Monday, 9 May 2016

Roast shallot bread (to make beetroot and goats cheese toasts)

This is a variation of my focaccia, a bread I've now made hundreds of times. So often in fact that I barely weigh anything and I can tell when the dough is ready by the sound my KitchenAid mixer makes. The bread is only proved once, which should send purists into hysterics but calm yourselves, it's a slow prove at least and no one's ever complained of a lack of flavour. This would make the most delicious cheese on toast. Which is kinda how I use it here. Also great to make croutons for a soup.

Here I purposefully make a thin wide bread that I can slice into long, thin strips to be first griddled and then oven dried. It's a light, moist bread with a deep savoury flavour but also hints of sweetness from the caramelised shallot.

I developed this as a base to my starter of beetroot and goats cheese toasts. Yes, you could call it bruschetta but I live in Palmers Green, not Italy.

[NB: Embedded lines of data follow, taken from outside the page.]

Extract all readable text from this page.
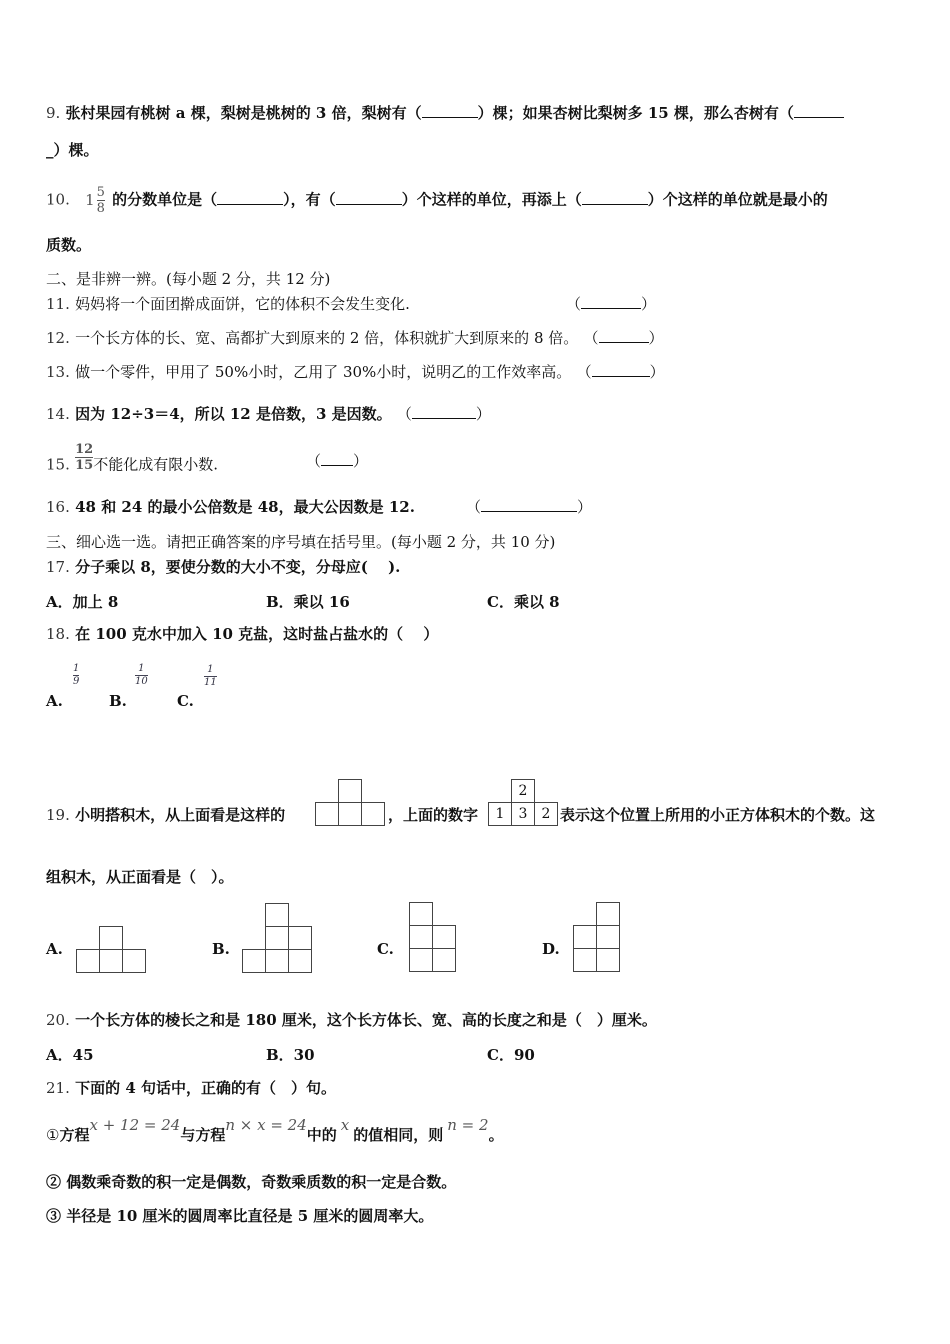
9. 张村果园有桃树 a 棵，梨树是桃树的 3 倍，梨树有（	）棵；如果杏树比梨树多 15 棵，那么杏树有（
_）棵。
10. $1 \frac{5}{8}$ 的分数单位是（	），有（	）个这样的单位，再添上（	）个这样的单位就是最小的
质数。
二、是非辨一辨。(每小题 2 分，共 12 分)
11. 妈妈将一个面团擀成面饼，它的体积不会发生变化.	（	）
12. 一个长方体的长、宽、高都扩大到原来的 2 倍，体积就扩大到原来的 8 倍。 （	）
13. 做一个零件，甲用了 50%小时，乙用了 30%小时，说明乙的工作效率高。 （	）
14. 因为 12÷3＝4，所以 12 是倍数，3 是因数。 （	）
15. $\frac{12}{15}$ 不能化成有限小数.	（ ）
16. 48 和 24 的最小公倍数是 48，最大公因数是 12.	（	）
三、细心选一选。请把正确答案的序号填在括号里。(每小题 2 分，共 10 分)
17. 分子乘以 8，要使分数的大小不变，分母应(　 ).
A．加上 8	B．乘以 16	C．乘以 8
18. 在 100 克水中加入 10 克盐，这时盐占盐水的（　 ）
A.
1
9
B.
1
10
C.
1
11
19. 小明搭积木，从上面看是这样的	，上面的数字
2
1	3	2 表示这个位置上所用的小正方体积木的个数。这
组积木，从正面看是（　）。
A.	B.	C.	D.
20. 一个长方体的棱长之和是 180 厘米，这个长方体长、宽、高的长度之和是（　）厘米。
A．45	B．30	C．90
21. 下面的 4 句话中，正确的有（　）句。
①方程x + 12 = 24与方程n × x = 24中的x的值相同，则n = 2。
② 偶数乘奇数的积一定是偶数，奇数乘质数的积一定是合数。
③ 半径是 10 厘米的圆周率比直径是 5 厘米的圆周率大。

Two types of goats cheese with beetroot puree and crisps and a little roasted walnut atop my shallot bread.
The leaf is red veined sorrel from my garden.

Roast shallot bread
Makes one half kilo loaf

I make this with a mixer as it's a wet dough but you could do it by hand. I'd still use a bowl to knead it though.

Add 150g each of plain flour and bread flour in a bowl. Add to this 10g of dried yeast, a big pinch of sugara tablespoon of sea saltabout 250ml of cold water and 50ml of oil and mix well.

For this bread I used an English rape seed as I thought the nuttiness of the oil would work well with the onion flavour. I'm using less and less olive oil now in favour of local rapeseed. This is Hillfarm, available from Waitrose (I think). If you don't taste your oils, you should. They affect the flavour of any recipe but especially a focaccia style bread like this.

The mix should be very soft and gooey. Beat with your machine, or by hand, until the dough is very smooth and elastic and starts to clump on the beaters. You should be able to pull a long filament of dough away without it snapping.

While that's doing... finely chop three long shallots and fry off gently in 40g of unsalted butter. You want to soften and cook until it's golden. You could use eight small, round shallots but it's much more work. No shallots? Use half an onion.

This is a huge one. Yours will be much smaller.
Once the shallot mix is golden, whack the heat up and stir frequently. You want to char and caramelise some of the edges to get that wonderful deep savoury smell as well as a little sweetness. Once done, allow to cool. Don't go bunging hot onions into the dough will you? It might kill the yeast.

When the dough is ready, stir in the cooled shallots and butter, kneading a few times to distribute.

Slosh a little oil around the bottom of your tin and stretch out the dough. You can also use a baking tray, as I did for this.

Leave for at least 90 minutes, in a warmish, draught free place (like cupboard) until tripled in size with nice big air bubbles visible on top. I'm looking for a slow rise here to allow the flavour to develop. It might take two hours. That's why I used cold water rather the traditional luke warm, if you were wondering. 

By the way, the term prove here is an old meaning: to test. In bread baking, it was to test the yeast. It's the same meaning we use in the expression 'the exception proves the rule'. The rule is tested by the exception. It doesn't mean the exception is proof of the rule. How could it be? Sorry, but this winds me up.

Back to the bread. It should have risen by now.

Once risen, treat the dough VERY gently. Any knock will have it deflating faster than an X-factor competitor's ego. 

Bake at 230°C for about 15 minutes.

Someone took a chunk out before I could take the photo. This was made in my cast iron skillet. I can't remember why.